2:48 p.m. - 2021-04-09
Glass half empty
That last entry was... fairly optimistic.
I haven't been being completely honest maybe because I don’t want to be an asshole, or because I actually am trying to paint a perfect picture of how things are for me romantically.
I’m currently I’m FL, but am triggered enough to write in here again. I feel like I do like B. But also it’s like... are we meant to be? Idk.
Like honest answer, idk.
There’s just a disconnect. It’s like I go above and beyond and do all these things and “participate” in all these events. And it’s like. I feel as if not only am I an outsider but I’m just like... not relevant at all. And I will never be “into” car shit because he will never let me he into it. Period.

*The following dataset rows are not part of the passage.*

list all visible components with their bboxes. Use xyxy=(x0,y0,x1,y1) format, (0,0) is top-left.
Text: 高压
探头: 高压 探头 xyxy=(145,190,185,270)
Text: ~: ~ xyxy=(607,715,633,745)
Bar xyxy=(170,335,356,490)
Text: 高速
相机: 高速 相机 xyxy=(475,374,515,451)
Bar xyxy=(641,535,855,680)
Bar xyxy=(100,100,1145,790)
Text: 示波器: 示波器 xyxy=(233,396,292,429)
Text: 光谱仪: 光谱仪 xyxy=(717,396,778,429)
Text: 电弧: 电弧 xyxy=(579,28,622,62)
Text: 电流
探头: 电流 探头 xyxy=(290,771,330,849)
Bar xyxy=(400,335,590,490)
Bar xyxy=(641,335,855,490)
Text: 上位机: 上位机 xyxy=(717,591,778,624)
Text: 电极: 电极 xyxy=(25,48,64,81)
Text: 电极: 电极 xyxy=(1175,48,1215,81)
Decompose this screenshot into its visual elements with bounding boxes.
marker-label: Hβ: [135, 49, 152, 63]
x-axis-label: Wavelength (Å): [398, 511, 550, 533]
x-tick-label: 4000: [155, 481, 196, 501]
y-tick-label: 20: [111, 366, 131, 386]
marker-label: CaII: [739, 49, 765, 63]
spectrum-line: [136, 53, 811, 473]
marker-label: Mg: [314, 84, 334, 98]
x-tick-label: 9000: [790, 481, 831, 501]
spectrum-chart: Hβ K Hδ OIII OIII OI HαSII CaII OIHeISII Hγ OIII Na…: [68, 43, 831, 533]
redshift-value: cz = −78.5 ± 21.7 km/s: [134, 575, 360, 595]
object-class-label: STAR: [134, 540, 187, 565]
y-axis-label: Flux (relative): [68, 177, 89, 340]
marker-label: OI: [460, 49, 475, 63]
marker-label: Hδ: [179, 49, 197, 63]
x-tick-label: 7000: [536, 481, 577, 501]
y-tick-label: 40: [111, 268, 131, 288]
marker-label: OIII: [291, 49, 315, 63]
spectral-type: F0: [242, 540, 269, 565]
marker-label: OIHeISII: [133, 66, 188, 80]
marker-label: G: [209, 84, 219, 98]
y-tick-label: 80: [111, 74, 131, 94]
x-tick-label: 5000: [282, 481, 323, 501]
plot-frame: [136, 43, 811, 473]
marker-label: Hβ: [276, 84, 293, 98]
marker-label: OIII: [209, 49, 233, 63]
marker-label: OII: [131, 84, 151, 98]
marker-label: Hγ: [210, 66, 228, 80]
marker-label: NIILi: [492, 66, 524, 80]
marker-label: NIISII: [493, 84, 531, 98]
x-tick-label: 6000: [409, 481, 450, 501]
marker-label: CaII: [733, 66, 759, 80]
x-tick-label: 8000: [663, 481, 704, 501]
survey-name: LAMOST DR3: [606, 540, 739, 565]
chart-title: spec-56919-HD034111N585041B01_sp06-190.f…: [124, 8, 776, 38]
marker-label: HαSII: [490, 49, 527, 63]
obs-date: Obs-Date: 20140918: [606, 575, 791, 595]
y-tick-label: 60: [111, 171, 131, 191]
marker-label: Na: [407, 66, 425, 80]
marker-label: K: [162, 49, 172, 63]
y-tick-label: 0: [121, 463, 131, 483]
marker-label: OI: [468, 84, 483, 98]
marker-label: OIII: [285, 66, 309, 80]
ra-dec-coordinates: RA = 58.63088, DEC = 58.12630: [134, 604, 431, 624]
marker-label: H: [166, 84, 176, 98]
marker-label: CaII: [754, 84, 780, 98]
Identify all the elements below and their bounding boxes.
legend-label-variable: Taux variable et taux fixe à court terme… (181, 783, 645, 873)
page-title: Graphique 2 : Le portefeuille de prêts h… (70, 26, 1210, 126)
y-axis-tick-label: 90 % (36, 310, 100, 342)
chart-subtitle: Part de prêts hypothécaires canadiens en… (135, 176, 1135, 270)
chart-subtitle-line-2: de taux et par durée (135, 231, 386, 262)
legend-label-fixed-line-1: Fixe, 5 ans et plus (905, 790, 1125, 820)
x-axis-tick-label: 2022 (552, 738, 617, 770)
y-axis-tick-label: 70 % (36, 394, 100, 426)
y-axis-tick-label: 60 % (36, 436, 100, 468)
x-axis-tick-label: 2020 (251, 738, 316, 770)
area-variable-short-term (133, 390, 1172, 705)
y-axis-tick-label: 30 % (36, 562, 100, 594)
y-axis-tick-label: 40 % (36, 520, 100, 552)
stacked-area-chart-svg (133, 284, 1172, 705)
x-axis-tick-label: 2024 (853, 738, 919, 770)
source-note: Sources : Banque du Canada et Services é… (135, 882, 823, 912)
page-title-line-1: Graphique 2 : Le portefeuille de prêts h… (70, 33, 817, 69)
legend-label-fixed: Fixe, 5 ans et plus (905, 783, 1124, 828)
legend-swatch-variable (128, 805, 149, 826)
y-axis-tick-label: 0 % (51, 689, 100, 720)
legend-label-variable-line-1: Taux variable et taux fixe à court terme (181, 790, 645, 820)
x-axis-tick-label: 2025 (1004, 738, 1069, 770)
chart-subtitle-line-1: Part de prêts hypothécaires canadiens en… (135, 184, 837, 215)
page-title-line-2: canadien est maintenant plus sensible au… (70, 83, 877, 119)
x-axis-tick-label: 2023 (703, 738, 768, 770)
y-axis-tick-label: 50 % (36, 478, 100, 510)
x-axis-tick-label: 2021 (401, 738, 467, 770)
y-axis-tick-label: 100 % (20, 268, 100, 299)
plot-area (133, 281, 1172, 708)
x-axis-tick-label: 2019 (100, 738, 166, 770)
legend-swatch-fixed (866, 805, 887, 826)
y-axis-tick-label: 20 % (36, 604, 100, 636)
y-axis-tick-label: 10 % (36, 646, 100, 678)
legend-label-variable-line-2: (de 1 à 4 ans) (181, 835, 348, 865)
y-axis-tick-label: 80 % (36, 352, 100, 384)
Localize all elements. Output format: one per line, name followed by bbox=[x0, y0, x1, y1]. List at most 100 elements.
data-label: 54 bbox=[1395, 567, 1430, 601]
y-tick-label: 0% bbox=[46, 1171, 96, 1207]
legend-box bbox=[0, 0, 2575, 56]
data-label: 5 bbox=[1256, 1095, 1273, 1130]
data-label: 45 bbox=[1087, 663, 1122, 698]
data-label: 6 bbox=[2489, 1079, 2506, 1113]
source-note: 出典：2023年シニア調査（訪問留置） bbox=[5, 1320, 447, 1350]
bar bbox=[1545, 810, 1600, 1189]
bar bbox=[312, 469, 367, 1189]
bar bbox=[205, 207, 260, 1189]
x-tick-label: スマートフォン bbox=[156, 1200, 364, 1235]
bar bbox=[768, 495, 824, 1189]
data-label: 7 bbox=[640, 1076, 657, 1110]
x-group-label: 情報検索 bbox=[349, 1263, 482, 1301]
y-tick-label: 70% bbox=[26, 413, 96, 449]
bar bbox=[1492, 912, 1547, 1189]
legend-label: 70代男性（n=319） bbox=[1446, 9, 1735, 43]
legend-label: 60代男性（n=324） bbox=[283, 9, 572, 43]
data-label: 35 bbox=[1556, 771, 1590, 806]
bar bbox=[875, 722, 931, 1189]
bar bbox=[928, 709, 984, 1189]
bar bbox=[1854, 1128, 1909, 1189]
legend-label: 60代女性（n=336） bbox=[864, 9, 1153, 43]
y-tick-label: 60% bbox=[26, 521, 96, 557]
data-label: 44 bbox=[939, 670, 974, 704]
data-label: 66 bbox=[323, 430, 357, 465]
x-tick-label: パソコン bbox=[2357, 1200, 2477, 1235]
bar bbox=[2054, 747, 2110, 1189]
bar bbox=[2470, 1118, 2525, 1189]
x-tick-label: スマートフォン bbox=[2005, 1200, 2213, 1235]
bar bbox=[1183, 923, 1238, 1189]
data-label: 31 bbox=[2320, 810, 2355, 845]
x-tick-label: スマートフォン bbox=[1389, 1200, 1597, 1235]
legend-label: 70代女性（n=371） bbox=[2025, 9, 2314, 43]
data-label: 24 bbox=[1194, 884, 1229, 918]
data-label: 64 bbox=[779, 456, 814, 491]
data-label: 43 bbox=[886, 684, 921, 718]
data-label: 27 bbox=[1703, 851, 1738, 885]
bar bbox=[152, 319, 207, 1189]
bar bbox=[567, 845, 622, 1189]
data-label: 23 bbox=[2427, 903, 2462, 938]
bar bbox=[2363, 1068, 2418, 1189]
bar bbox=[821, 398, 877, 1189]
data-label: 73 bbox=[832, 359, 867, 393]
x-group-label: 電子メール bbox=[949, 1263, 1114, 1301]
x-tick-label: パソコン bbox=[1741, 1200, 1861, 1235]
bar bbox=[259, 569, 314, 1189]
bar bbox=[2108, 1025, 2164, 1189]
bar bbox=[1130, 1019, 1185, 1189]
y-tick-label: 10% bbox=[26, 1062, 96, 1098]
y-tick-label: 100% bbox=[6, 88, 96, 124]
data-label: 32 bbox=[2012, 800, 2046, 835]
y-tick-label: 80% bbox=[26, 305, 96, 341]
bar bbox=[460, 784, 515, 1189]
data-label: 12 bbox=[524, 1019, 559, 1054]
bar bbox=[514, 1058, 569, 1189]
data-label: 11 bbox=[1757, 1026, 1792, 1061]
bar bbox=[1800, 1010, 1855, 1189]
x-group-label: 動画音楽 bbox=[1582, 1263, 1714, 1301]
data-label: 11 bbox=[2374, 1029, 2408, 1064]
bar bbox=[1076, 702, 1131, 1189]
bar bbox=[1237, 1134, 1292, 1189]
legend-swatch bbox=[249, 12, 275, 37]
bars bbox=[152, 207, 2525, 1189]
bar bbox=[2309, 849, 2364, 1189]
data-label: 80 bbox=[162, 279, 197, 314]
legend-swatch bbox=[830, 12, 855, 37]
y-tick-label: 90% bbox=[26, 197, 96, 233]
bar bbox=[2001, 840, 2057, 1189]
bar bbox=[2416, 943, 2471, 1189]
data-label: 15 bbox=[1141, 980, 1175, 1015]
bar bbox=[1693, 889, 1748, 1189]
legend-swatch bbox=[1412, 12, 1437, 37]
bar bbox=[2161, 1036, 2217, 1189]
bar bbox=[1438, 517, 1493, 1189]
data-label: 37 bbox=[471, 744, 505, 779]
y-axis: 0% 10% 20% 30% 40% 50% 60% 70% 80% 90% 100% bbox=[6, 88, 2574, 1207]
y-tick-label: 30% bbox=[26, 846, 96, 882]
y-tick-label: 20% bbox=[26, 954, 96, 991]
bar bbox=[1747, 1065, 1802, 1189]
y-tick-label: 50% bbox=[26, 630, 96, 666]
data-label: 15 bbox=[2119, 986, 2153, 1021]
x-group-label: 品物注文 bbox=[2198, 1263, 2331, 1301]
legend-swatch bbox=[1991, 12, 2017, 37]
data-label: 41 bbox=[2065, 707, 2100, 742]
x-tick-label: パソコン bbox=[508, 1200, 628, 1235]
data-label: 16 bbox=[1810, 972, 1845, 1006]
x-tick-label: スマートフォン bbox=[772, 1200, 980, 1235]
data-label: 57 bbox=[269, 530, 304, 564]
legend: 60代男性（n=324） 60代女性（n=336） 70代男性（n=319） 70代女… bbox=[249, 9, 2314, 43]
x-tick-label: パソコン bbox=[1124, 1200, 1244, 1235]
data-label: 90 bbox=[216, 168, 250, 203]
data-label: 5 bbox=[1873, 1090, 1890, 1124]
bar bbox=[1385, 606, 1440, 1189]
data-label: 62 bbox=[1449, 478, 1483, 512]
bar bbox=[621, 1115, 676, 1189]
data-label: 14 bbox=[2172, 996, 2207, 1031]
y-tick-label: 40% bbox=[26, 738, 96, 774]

And the things I actually am into? Forget about it!
Between his resistance with my diet, ditching bc, being attracted to everything in sight and just the disrespect honestly.... sometimes I’m over it.
Can a vacation really fix things?
I just feel like I wanted to have fun here but it’s like I’m not here. And it’s as if I’m not allowed to enjoy the party. I WANT to enjoy the party with the person I’m dating, maybe we’re just too different.
This is changing my opinion on everything. Is marriage necessary? Is it even fun if you don’t have kids? Is there a point? Do I really wanna tie myself down at 29 for the rest of my life? Idk.